Abarundi.org & Burundi News: Le 27 janvier 2005, vous avez été le premier homme du monde judiciaire a pointer du doigt l’ex-Président Pierre Buyoya pour sa présumée implication dans le crime qui a coûté la vie à l'ancien représentant de l'O.M.S au Burundi. Outre l'assassinat du Dr Kassy MANLAN, plusieurs sources laissent croire que Buyoya affiche à son palmarès un nombre impressionnant de crimes de tous genres. L'on parle notamment de Melchior NDADAYE et ses proches collaborateurs, tous assassinés lors du putsch manqué du 21 octobre 1993, du lieutenant colonel Edmond NDAKAZI dont la mort avait été simulée en un accident d'avion, du Colonel Firmin SINZOYIHEBURA, son ancien ministre de la défense (accident d’hélicoptère), de Monsieur Frédéric SENGIYUMVA, ancien fonctionnaire de l’O.M.S au Zimbabwe, du Colonel SIBOMANA, gendarme et rédacteur du fameux rapport sur les préparatifs du coup d’État contre le Président Melchior NDADAYE en 1993, du Colonel Dieudonné NZEYIMANA, du lieutenant NTARATAZE et que sais-je encore... Toutes ces victimes ont laissé derrières elles des veuves et des familles qui ne demandent que justice soit faite. Me Maingain, pourquoi toute cette résignation, pourquoi toutes ces personnes n’ont jamais pensé à faire un recours collectif contre Buyoya, malgré l’évidence de sa culpabilité?

Bernard Maingain: Il ne m’appartient pas de polémiquer mais j’espère que l’affaire Manlan, servira à libérer les énergies de ces milliers de personnes qui veulent bâtir la cathédrale de la justice humaine.

Abarundi.org & Burundi News: Est-ce que le fait d'avoir été le premier à citer M. Buyoya dans le cas Manlan vous fait craindre pour votre vie? Avez-vous déjà reçu des menaces de mort ou des messages d’intimidation? Qui est-ce qui assure votre sécurité quand vous allez au Burundi?

Bernard Maingain: D’abord et avant tout, si des personnes risquent leur vie, ce sont plus quelques amis courageux à Bujumbura que l’avocat blanc de Bruxelles. Ceci dit, il est vrai que j’ai reçu des dizaines de mises en garde et de conseils pour éviter tout risque. Je n’avais jamais vécu ce genre d’expérience. Ce sont des amis africains qui veillent sur moi mais je n’en dirai pas plus et n’oubliez jamais les centaines de personnes qui soutiennent notre combat dans votre pays.

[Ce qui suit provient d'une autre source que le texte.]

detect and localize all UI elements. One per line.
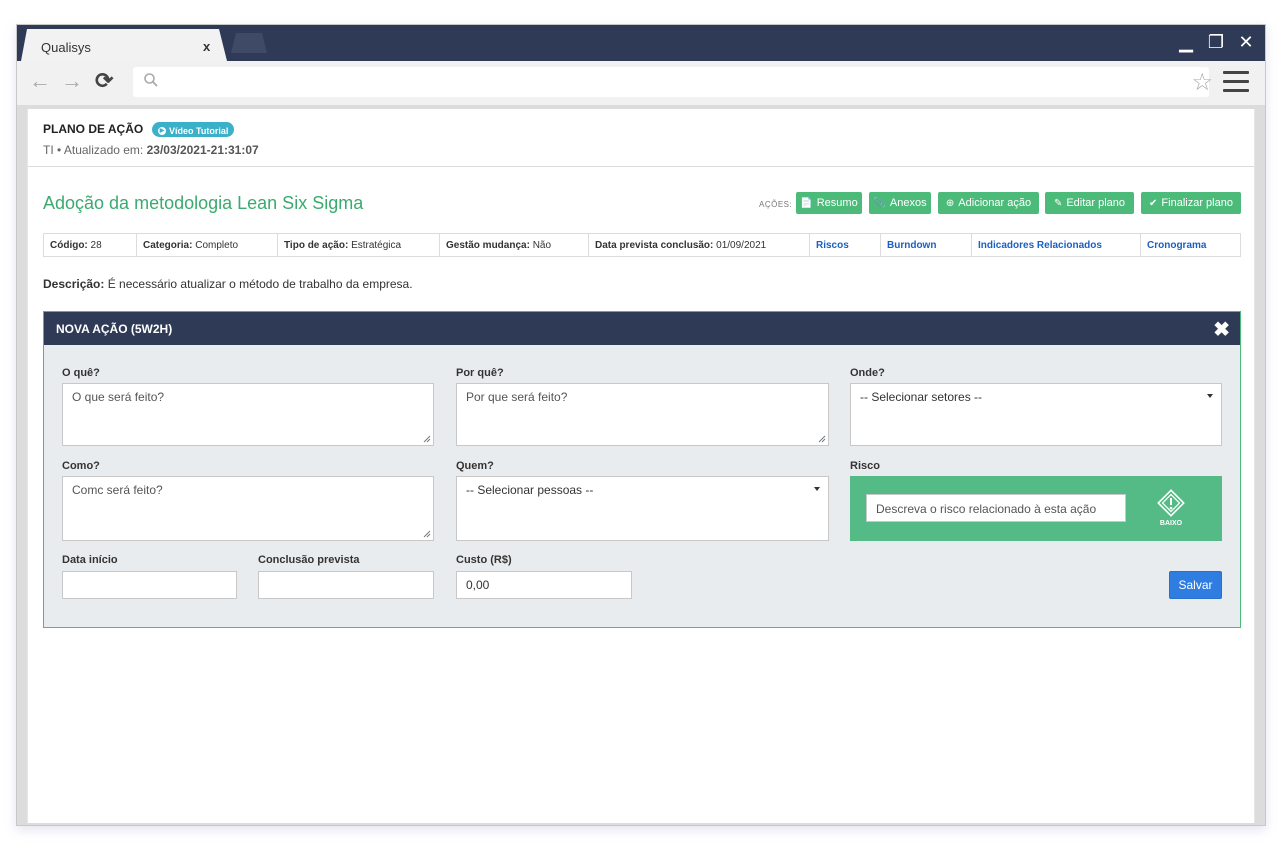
search-icon bbox=[144, 73, 158, 87]
onde-label: Onde? bbox=[850, 367, 885, 379]
risk-level-label: BAIXO bbox=[1159, 520, 1183, 527]
por-que-label: Por quê? bbox=[456, 367, 504, 379]
resize-handle-icon[interactable] bbox=[818, 435, 826, 443]
new-action-panel: NOVA AÇÃO (5W2H) ✖ O quê? O que será fei… bbox=[43, 311, 1241, 628]
como-textarea[interactable]: Comc será feito? bbox=[62, 476, 434, 541]
forward-icon[interactable]: → bbox=[61, 68, 83, 94]
data-inicio-label: Data início bbox=[62, 554, 118, 566]
info-data-prevista: Data prevista conclusão: 01/09/2021 bbox=[589, 234, 810, 256]
play-icon: ▶ bbox=[158, 126, 166, 135]
edit-icon: ✎ bbox=[1053, 197, 1063, 209]
por-que-placeholder: Por que será feito? bbox=[466, 390, 568, 404]
quem-label: Quem? bbox=[456, 460, 494, 472]
anexos-label: Anexos bbox=[889, 197, 927, 209]
resumo-button[interactable]: 📄 Resumo bbox=[796, 192, 862, 214]
info-gestao: Gestão mudança: Não bbox=[440, 234, 589, 256]
page-title: PLANO DE AÇÃO bbox=[43, 122, 144, 136]
chevron-down-icon bbox=[1207, 394, 1213, 398]
panel-title: NOVA AÇÃO (5W2H) bbox=[56, 322, 173, 336]
add-action-label: Adicionar ação bbox=[958, 197, 1032, 209]
check-circle-icon: ✔ bbox=[1149, 197, 1158, 209]
info-codigo: Código: 28 bbox=[44, 234, 137, 256]
onde-value: -- Selecionar setores -- bbox=[860, 390, 983, 404]
finish-plan-button[interactable]: ✔ Finalizar plano bbox=[1141, 192, 1241, 214]
como-placeholder: Comc será feito? bbox=[72, 483, 163, 497]
page-header: PLANO DE AÇÃO ▶ Vídeo Tutorial TI • Atua… bbox=[28, 109, 1254, 167]
warning-diamond-icon[interactable] bbox=[1156, 488, 1186, 518]
reload-icon[interactable]: ⟳ bbox=[95, 68, 113, 94]
close-icon[interactable]: ✕ bbox=[1237, 31, 1255, 53]
finish-plan-label: Finalizar plano bbox=[1161, 197, 1233, 209]
info-tipo: Tipo de ação: Estratégica bbox=[278, 234, 440, 256]
risco-input[interactable]: Descreva o risco relacionado à esta ação bbox=[866, 494, 1126, 522]
o-que-textarea[interactable]: O que será feito? bbox=[62, 383, 434, 446]
risco-label: Risco bbox=[850, 460, 880, 472]
como-label: Como? bbox=[62, 460, 100, 472]
quem-select[interactable]: -- Selecionar pessoas -- bbox=[456, 476, 829, 541]
info-link-indicadores[interactable]: Indicadores Relacionados bbox=[972, 234, 1141, 256]
conclusao-input[interactable] bbox=[258, 571, 434, 599]
browser-toolbar: ← → ⟳ ☆ bbox=[17, 61, 1265, 105]
window-controls: ▁ ❐ ✕ bbox=[1177, 31, 1255, 53]
anexos-button[interactable]: 📎 Anexos bbox=[869, 192, 931, 214]
browser-tab[interactable]: Qualisys x bbox=[21, 29, 227, 61]
plan-info-row: Código: 28 Categoria: Completo Tipo de a… bbox=[43, 233, 1241, 257]
paperclip-icon: 📎 bbox=[873, 197, 886, 209]
tab-title: Qualisys bbox=[41, 40, 91, 55]
onde-select[interactable]: -- Selecionar setores -- bbox=[850, 383, 1222, 446]
description-text: É necessário atualizar o método de traba… bbox=[107, 277, 413, 291]
page-viewport: PLANO DE AÇÃO ▶ Vídeo Tutorial TI • Atua… bbox=[27, 109, 1255, 823]
video-tutorial-badge[interactable]: ▶ Vídeo Tutorial bbox=[152, 122, 235, 137]
page-subtitle: TI • Atualizado em: 23/03/2021-21:31:07 bbox=[43, 143, 259, 157]
por-que-textarea[interactable]: Por que será feito? bbox=[456, 383, 829, 446]
o-que-placeholder: O que será feito? bbox=[72, 390, 165, 404]
description-label: Descrição: bbox=[43, 277, 105, 291]
plus-circle-icon: ⊕ bbox=[945, 197, 955, 209]
tab-close-button[interactable]: x bbox=[203, 39, 210, 54]
info-categoria: Categoria: Completo bbox=[137, 234, 278, 256]
save-button[interactable]: Salvar bbox=[1169, 571, 1222, 599]
address-bar[interactable] bbox=[133, 67, 1209, 97]
data-inicio-input[interactable] bbox=[62, 571, 237, 599]
updated-at: 23/03/2021-21:31:07 bbox=[146, 143, 259, 157]
risk-box: Descreva o risco relacionado à esta ação… bbox=[850, 476, 1222, 541]
conclusao-label: Conclusão prevista bbox=[258, 554, 360, 566]
restore-icon[interactable]: ❐ bbox=[1207, 31, 1225, 53]
close-icon[interactable]: ✖ bbox=[1213, 317, 1230, 342]
info-link-cronograma[interactable]: Cronograma bbox=[1141, 234, 1240, 256]
quem-value: -- Selecionar pessoas -- bbox=[466, 483, 594, 497]
updated-prefix: TI • Atualizado em: bbox=[43, 143, 147, 157]
edit-plan-label: Editar plano bbox=[1066, 197, 1126, 209]
actions-label: AÇÕES: bbox=[759, 200, 793, 209]
custo-label: Custo (R$) bbox=[456, 554, 512, 566]
plan-title: Adoção da metodologia Lean Six Sigma bbox=[43, 193, 364, 213]
back-icon[interactable]: ← bbox=[29, 68, 51, 94]
browser-titlebar: Qualisys x ▁ ❐ ✕ bbox=[17, 25, 1265, 61]
browser-menu-icon[interactable] bbox=[1223, 71, 1249, 98]
chevron-down-icon bbox=[814, 487, 820, 491]
resize-handle-icon[interactable] bbox=[423, 530, 431, 538]
o-que-label: O quê? bbox=[62, 367, 100, 379]
info-link-burndown[interactable]: Burndown bbox=[881, 234, 972, 256]
minimize-icon[interactable]: ▁ bbox=[1177, 31, 1195, 53]
info-link-riscos[interactable]: Riscos bbox=[810, 234, 881, 256]
new-tab-button[interactable] bbox=[231, 33, 267, 53]
plan-description: Descrição: É necessário atualizar o méto… bbox=[43, 277, 413, 291]
panel-header: NOVA AÇÃO (5W2H) ✖ bbox=[44, 312, 1240, 345]
browser-window: Qualisys x ▁ ❐ ✕ ← → ⟳ ☆ PLANO DE AÇÃO ▶… bbox=[16, 24, 1266, 826]
edit-plan-button[interactable]: ✎ Editar plano bbox=[1045, 192, 1134, 214]
document-icon: 📄 bbox=[800, 197, 813, 209]
add-action-button[interactable]: ⊕ Adicionar ação bbox=[938, 192, 1039, 214]
custo-input[interactable]: 0,00 bbox=[456, 571, 632, 599]
resize-handle-icon[interactable] bbox=[423, 435, 431, 443]
bookmark-star-icon[interactable]: ☆ bbox=[1191, 68, 1213, 97]
resumo-label: Resumo bbox=[816, 197, 858, 209]
video-tutorial-label: Vídeo Tutorial bbox=[169, 125, 229, 136]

Abarundi.org & Burundi News: Si jamais vous entrez en contact avec Madame Gertrude Nyamoya et la veuve de Kassy Manlan, nous apprécierions énormément si vous pouviez les rassurer que nos deux sites abarundi.org et Burundi News seront toujours avec elles, et bien sûr que nous leur transmettons toutes nos sympathies… En attendant, avez-vous un message particulier à transmettre à ceux qui nous lisent?

Bernard Maingain: Je ne manquerai pas de leur transmettre votre message. Je suis sûr qu’elles apprécient déjà votre inestimable contribution pour l’avancement de leur cause… Oui j’ai un message important à transmettre. Que ceux qui croient un quart d’instant que les menaces physiques ou judiciaires me feront reculer, se détrompent. Mes amis et moi irons jusqu’au bout de notre lutte, et le temps joue un rôle positif dans la mise à jour de la vérité. Permettez-moi d’en appeler à la conscience de tous ceux qui ont des informations en cette affaire pour qu’ils se réveillent et contribuent à l’œuvre en cours. Je pense notamment aux personnes condamnées, à certains membres des services de polices, aux fonctionnaires de l’O.M.S, aux enquêteurs, etc.